The “core principles” will then enable Islamic deposit insurance providers to identify gaps in their existing deposit insurance practices, while also provide an international standard-setting benchmark to facilitate independent assessment on the effectiveness of a bank’s Shariah-compliant deposit insurance system.
Actually, it was about time that a comprehensive system for Islamic deposit insurance is being set up. The current practices are very diverse and differ from country to country, even from bank to bank.
In principle, an Islamic deposit insurance system is an arrangement to protect insured depositors against the loss of their insured Islamic deposits placed with Islamic banking institutions in the event of the failure of the latter. Its purpose is the same as conventional deposit insurance schemes, i.e. to repay depositors for their losses in case a bank becomes illiquid up to a certain threshold. 
To that end, in both systems, banks are required to pay into a deposit insurance fund which may or may not be guaranteed by a country’s central bank or be managed by a government-backed or private institution. The difference of Islamic deposit insurance to conventional is that the former is structured under Shariah-compliant contracts such as safe-keeping (wadiah) and profit-sharing (mudharabah). In this system, deposits are held in trusts and utilised by banks at their own risk. The deposit insurers levy an annual premium based on the contributory institution’s total insured deposit base. The deposit insurance trust’s assets may be invested in sukuk or similar vehicles according to Shariah principles, or held in a respective takaful structure.
The new clear guidelines should reduce the complexity that arises for Islamic deposit insurance from the risk-sharing principle in Islamic finance and the fact that – by and large – account holders at Islamic banks are regarded as profit- or loss-sharing investors rather than depositors, except when a safe-keeping contract is the underlying scheme. 
But Islamic deposit insurance system seeks to go beyond that by granting the insurability of profit-loss sharing investment accounts.
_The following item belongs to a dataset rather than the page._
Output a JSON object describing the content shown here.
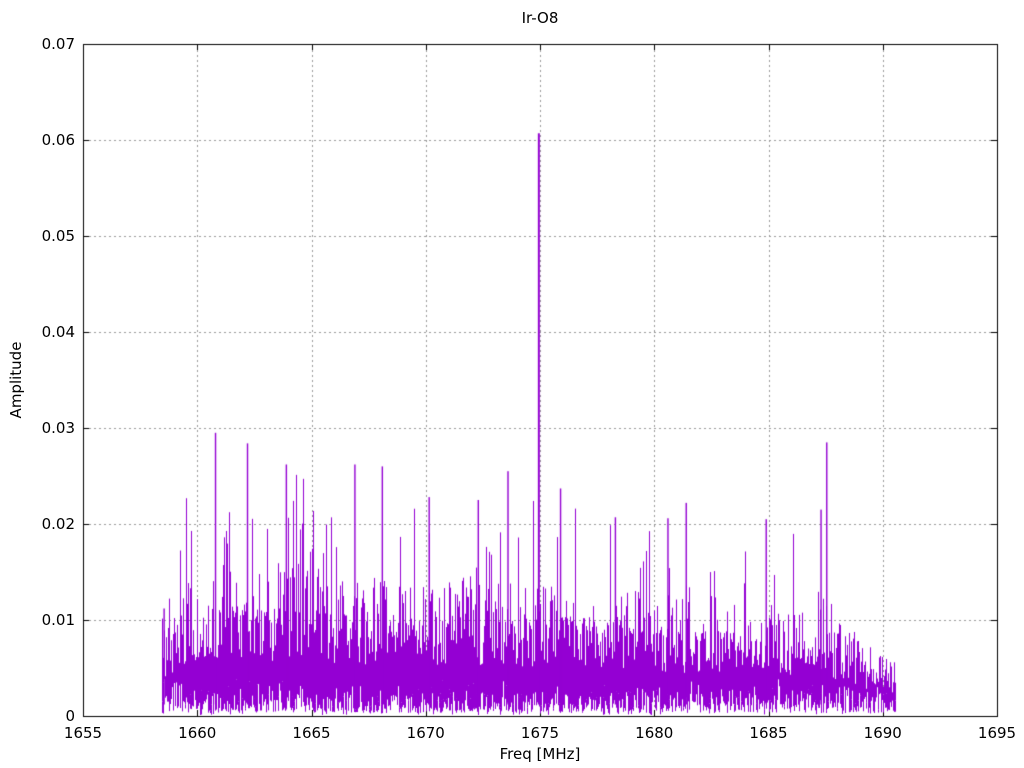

The concept of deposit insurance in the Islamic financial industry is relatively new, and few countries have implemented it, despite the rapidly growing asset base of Islamic banks all over the world. 
Bahrain was the first to introduce an Islamic deposit insurance scheme in 1993, Sudan followed in 1996, thereafter Kuwait and Jordan developed schemes of their own, and Malaysia did so in 2005. Turkey’s Islamic deposit insurance system, developed in 2001, was absorbed into its conventional system in 2005, while Qatar back in 2014 recognised the need for such a safety net given the increasing scale of operations of its Islamic banking sector and began developing its own, takaful-based Islamic deposit insurance scheme. 
The Indonesia Deposit Insurance Corp also announced plans to introduce a Shariah-compliant protection system. 
The new core principles by the IFSB will certainly be helpful to achieve higher standards of Islamic deposit protection.